If you’re a researcher, a change in SOFA score is the most appropriate way to ensure you’re recruiting the right patients. But at the bedside, we need something simpler – we use Red Flag sepsis as an empowering surrogate.

I’ve heard of qSOFA. Why isn’t UKST recommending we use that?

There is nothing wrong with qSOFA, the ‘bedside’ test proposed by the International Consensus Definitions Task Force. It is based on some evidence, albeit via a retrospective analysis of a large dataset, but is not prospectively validated.

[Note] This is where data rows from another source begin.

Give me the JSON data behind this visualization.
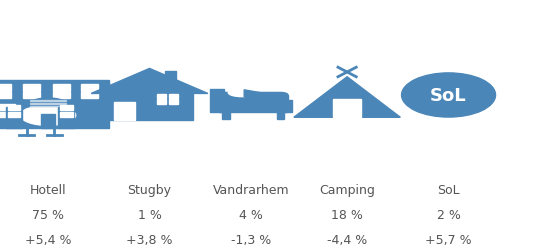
{
  "background_color": "#ffffff",
  "icon_color": "#4a86b8",
  "text_color": "#555555",
  "categories": [
    "Hotell",
    "Stugby",
    "Vandrarhem",
    "Camping",
    "SoL"
  ],
  "percentages": [
    "75 %",
    "1 %",
    "4 %",
    "18 %",
    "2 %"
  ],
  "changes": [
    "+5,4 %",
    "+3,8 %",
    "-1,3 %",
    "-4,4 %",
    "+5,7 %"
  ],
  "x_positions": [
    0.09,
    0.28,
    0.47,
    0.65,
    0.84
  ],
  "label_fontsize": 9,
  "pct_fontsize": 9,
  "change_fontsize": 9,
  "sol_text": "SoL",
  "figsize": [
    5.34,
    2.51
  ],
  "dpi": 100
}
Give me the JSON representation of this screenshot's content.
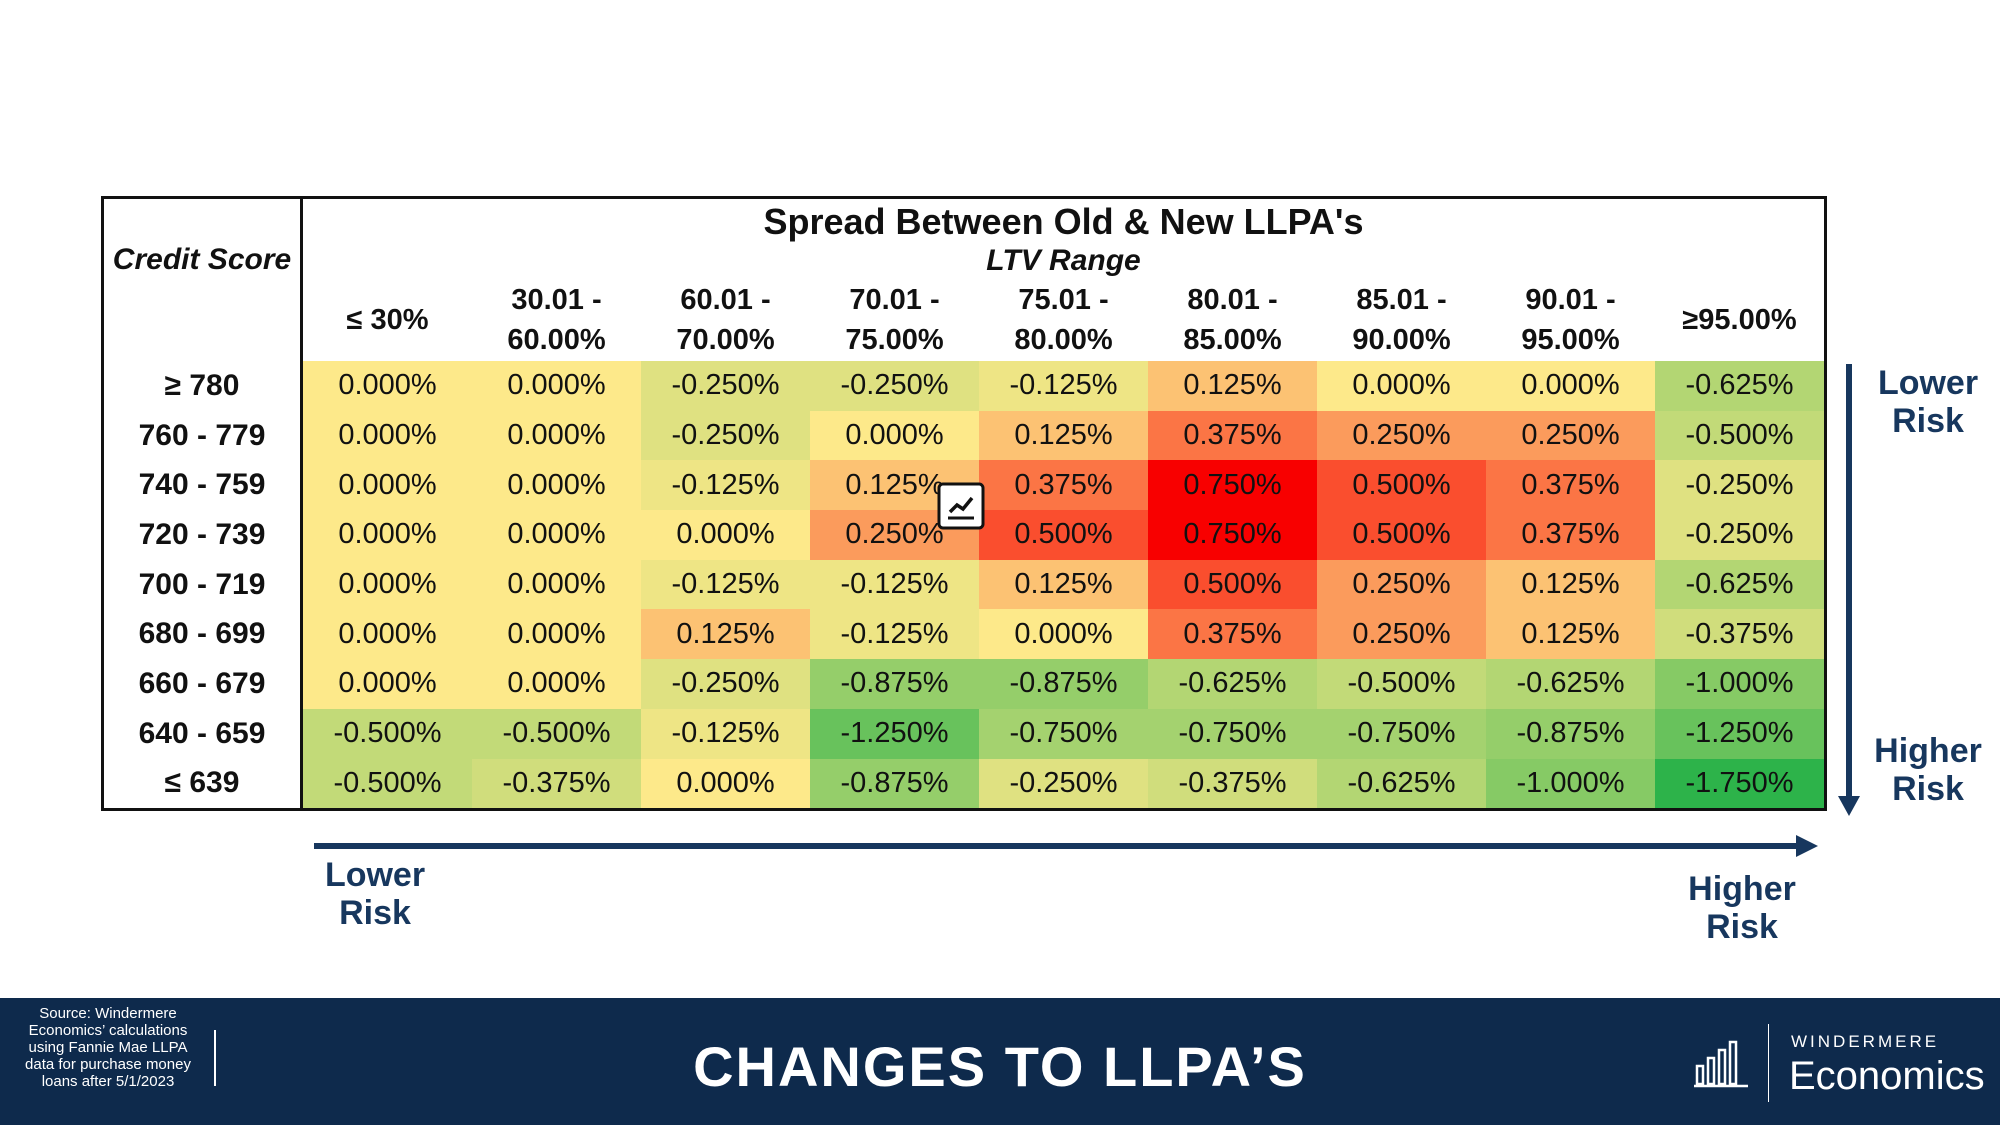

It’s important to note that the Task Force did NOT propose qSOFA as either a treatment prompt or as a diagnostic tool – it was an identifier of patients in whom to look for sepsis.

Because we already use NEWS in the UK, and because it has since been shown to be as useful as qSOFA, we feel we should stick with what we know. We didn’t want our healthcare assistants, nurses, midwives and doctors to be asked to measure general risk using one scoring system, and then sepsis risk with another using different thresholds! 

If your organisation uses electronic observations, it’s perfectly appropriate for qSOFA to be added as a second tool to identify risk. If you can’t automate it, though, both we and NICE suggest you stick with NEWS.

What is UKST doing about antimicrobial resistance?

Sepsis is treated with antibiotics. But antibiotic resistance is a growing threat. UKST is an advocate for responsible antimicrobial stewardship, ensuring appropriate use of antibiotics are built into all its activities relating to sepsis training, diagnosis and treatment.